L'Europe préfère maintenir un « dialogue critique » avec l'Iran. La coalition formée en 1990 contre l'Irak a volé en éclats du fait des contradictions dont, dès le départ, elle était grosse. Le « nouvel ordre mondial », cher au président Bush, a pris un visage encore plus grimaçant avec le maintien, au nom de la communauté internationale tout entière, d'un embargo qui, depuis six ans, a coûté la vie, selon un rapport de l'ONU, à plus d'un demi-million d'enfants Irakiens. Aux yeux d'une opinion occidentale constamment manipulée, le fiasco est enfin devenu évident avec le « lâchage des Kurdes » (en fait, de l'UPK) et le retour en force de Bagdad au nord de l'Irak.

La proximité de l'élection présidentielle aux États-Unis peut retarder encore de quelques semaines la nécessaire révision par ceux-ci de leur politique au Moyen-Orient. La mise en œuvre rapide de la résolution de l'ONU 986, dite « pétrole contre nourriture », s'impose comme une mesure humanitaire d'urgence, mais aussi comme le début d'un retour au bon sens. Plus généralement, il devient urgent de faire tomber la tension dans la région.

La politique de George Bush dans le Golfe a souffert dès le départ de trois grandes orientations. La plus visible résidait dans l’inéquation des moyens aux fins. L’objectif affirmé était de « libérer le Koweït ». On détruisit l’Irak, sans pour autant aller jusqu'à Bagdad, théorie du « zéro mort » américain oblige.
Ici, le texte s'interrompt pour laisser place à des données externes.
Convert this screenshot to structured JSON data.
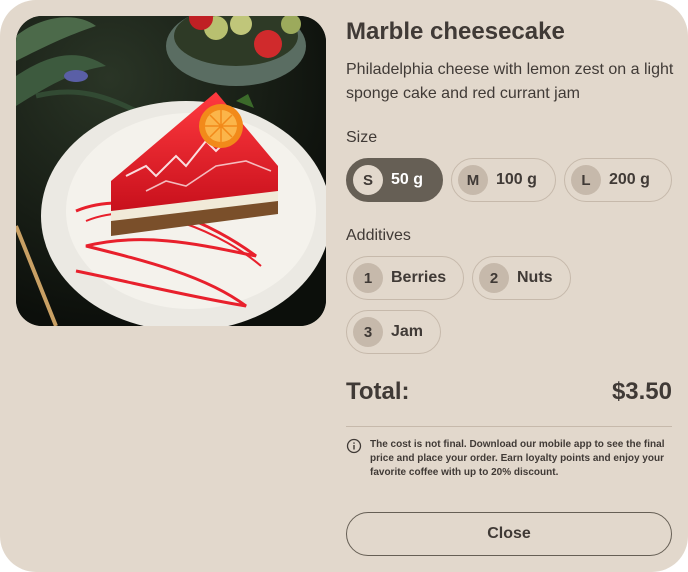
{
  "product": {
    "title": "Marble cheesecake",
    "description": "Philadelphia cheese with lemon zest on a light sponge cake and red currant jam"
  },
  "size": {
    "label": "Size",
    "options": [
      {
        "tag": "S",
        "value": "50 g",
        "selected": true
      },
      {
        "tag": "M",
        "value": "100 g",
        "selected": false
      },
      {
        "tag": "L",
        "value": "200 g",
        "selected": false
      }
    ]
  },
  "additives": {
    "label": "Additives",
    "options": [
      {
        "tag": "1",
        "value": "Berries",
        "selected": false
      },
      {
        "tag": "2",
        "value": "Nuts",
        "selected": false
      },
      {
        "tag": "3",
        "value": "Jam",
        "selected": false
      }
    ]
  },
  "total": {
    "label": "Total:",
    "value": "$3.50"
  },
  "note": {
    "icon": "info-icon",
    "text": "The cost is not final. Download our mobile app to see the final price and place your order. Earn loyalty points and enjoy your favorite coffee with up to 20% discount."
  },
  "close_label": "Close",
  "colors": {
    "background": "#e2d8cc",
    "text": "#403a36",
    "accent_dark": "#665f55",
    "chip_border": "#c6b9ab"
  }
}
Mais pour contrôler la région, il fallait renverser Saddam Hussein.

On appela les Kurdes et chiites à la révolte, pour les abandonner ensuite à la répression. On pérennisa alors sur l'Irak un blocus implacable, qui ne fit qu'exacerber la rancœur du peuple et renforcer le régime baasiste érigé en maître du rationnement.

Les États-Unis ont été ainsi piégés : d'une part, ils ne pouvaient pas remettre en cause l’intégrité de l’Irak sans déstabiliser toute la région, au détriment de la Turquie et pour le plus grand bénéfice de l’Iran, redevenu la puissance régionale dominante. D’autre part, ils n’avaient pas de solution de rechange à Saddam Hussein.
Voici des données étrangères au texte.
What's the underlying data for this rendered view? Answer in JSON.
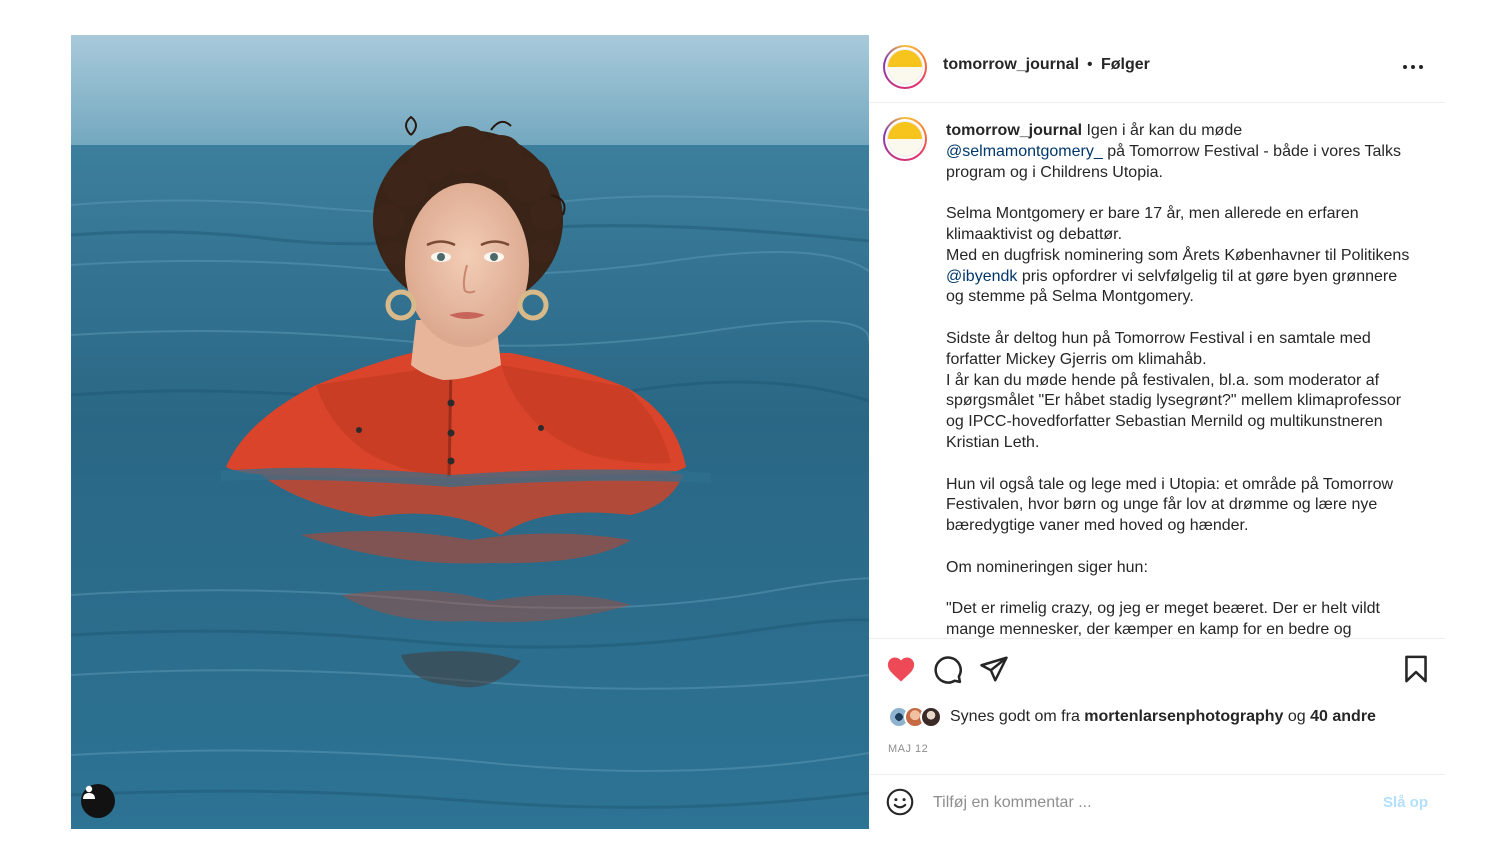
{
  "header": {
    "username": "tomorrow_journal",
    "separator": "•",
    "follow_label": "Følger",
    "more_icon": "more-dots-icon"
  },
  "caption": {
    "username": "tomorrow_journal",
    "intro_text": "Igen i år kan du møde",
    "mention_1": "@selmamontgomery_",
    "intro_text_2": "på Tomorrow Festival - både i vores Talks program og i Childrens Utopia.",
    "para2_line1": "Selma Montgomery er bare 17 år, men allerede en erfaren klimaaktivist og debattør.",
    "para2_line2a": "Med en dugfrisk nominering som Årets Københavner til Politikens",
    "mention_2": "@ibyendk",
    "para2_line2b": "pris opfordrer vi selvfølgelig til at gøre byen grønnere og stemme på Selma Montgomery.",
    "para3_line1": "Sidste år deltog hun på Tomorrow Festival i en samtale med forfatter Mickey Gjerris om klimahåb.",
    "para3_line2": "I år kan du møde hende på festivalen, bl.a. som moderator af spørgsmålet \"Er håbet stadig lysegrønt?\" mellem klimaprofessor og IPCC-hovedforfatter Sebastian Mernild og multikunstneren Kristian Leth.",
    "para4": "Hun vil også tale og lege med i Utopia: et område på Tomorrow Festivalen, hvor børn og unge får lov at drømme og lære nye bæredygtige vaner med hoved og hænder.",
    "para5": "Om nomineringen siger hun:",
    "para6": "\"Det er rimelig crazy, og jeg er meget beæret. Der er helt vildt mange mennesker, der kæmper en kamp for en bedre og"
  },
  "actions": {
    "like_icon": "heart-filled-icon",
    "comment_icon": "comment-icon",
    "share_icon": "share-paper-plane-icon",
    "save_icon": "bookmark-icon",
    "like_color": "#ed4956"
  },
  "likes": {
    "prefix": "Synes godt om fra",
    "user": "mortenlarsenphotography",
    "conjunction": "og",
    "others": "40 andre"
  },
  "date": "MAJ 12",
  "comment": {
    "placeholder": "Tilføj en kommentar ...",
    "post_label": "Slå op",
    "emoji_icon": "smiley-icon"
  },
  "photo": {
    "user_tag_icon": "user-tag-icon"
  }
}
La deuxième contradiction de la politique américaine dans le Golfe, la plus grave, a consisté, en écrasant l’Irak, symbole d’un nationalisme laïque et modernisateur, à ouvrir un boulevard dans tout le monde arabo-musulman à l’intégrisme islamique : celui-ci apparaît aujourd’hui comme la seule réplique à un Occident dont il semble désormais impensable de s’inspirer en espérant préserver son identité. Nous voici donc embarqués non pas vers le dialogue, mais vers « le choc des civilisations » (Samuel Huntington).

Les monarchies pétrolières ont recommencé de trembler devant l’Iran… à moins que ce ne soient les « Afghans », jadis formés par la CIA, qui perpètrent les attentats sur les bases américaines d’Arabie Saoudite. La Turquie et l’Afghanistan ont des premiers ministres intégristes. L’Egypte et toujours eu, en Europe, plus kurde que les Kurdes pour leur faire miroiter une indépendance à vrai dire impossible, à moins d’une troisième guerre mondiale. Le courage est de se battre pour l’octroi de statuts d’autonomie à l’intérieur de chaque État. Il était irresponsable pour l’administration américaine de s’opposer, en juillet 1991, à la mise en application du statut négocié entre Saddam Hussein et les Kurdes irakiens (UPK et PDK).

La dernière grande contradiction dans laquelle patauge la diplomatie américaine vient de la diabolisation sans mesure du dictateur de Bagdad, érigé jadis par l’Occident en sauveur face à l’Iran. Le régime d’opinion étant ce qu’il est, il fallait bien, en 1990-1991, justifier une guerre disproportionnée et, depuis lors, un embargo déshonorant. Appliquer en Irak des frappes de missiles à chaque fois que les sondages l’exigent aux États-Unis est une politique de facilité. Mais est-ce bien une politique ? Il faudra sortir de ce guêpier, à moins d’aller vers des malheurs sans cesse grandissants : famine, terrorisme, victimes innocentes, déjà innombrables et sans cesse multipliées, montée de l’intégrisme, effondrement des régimes suspects d’être trop proches de l’Occident, etc.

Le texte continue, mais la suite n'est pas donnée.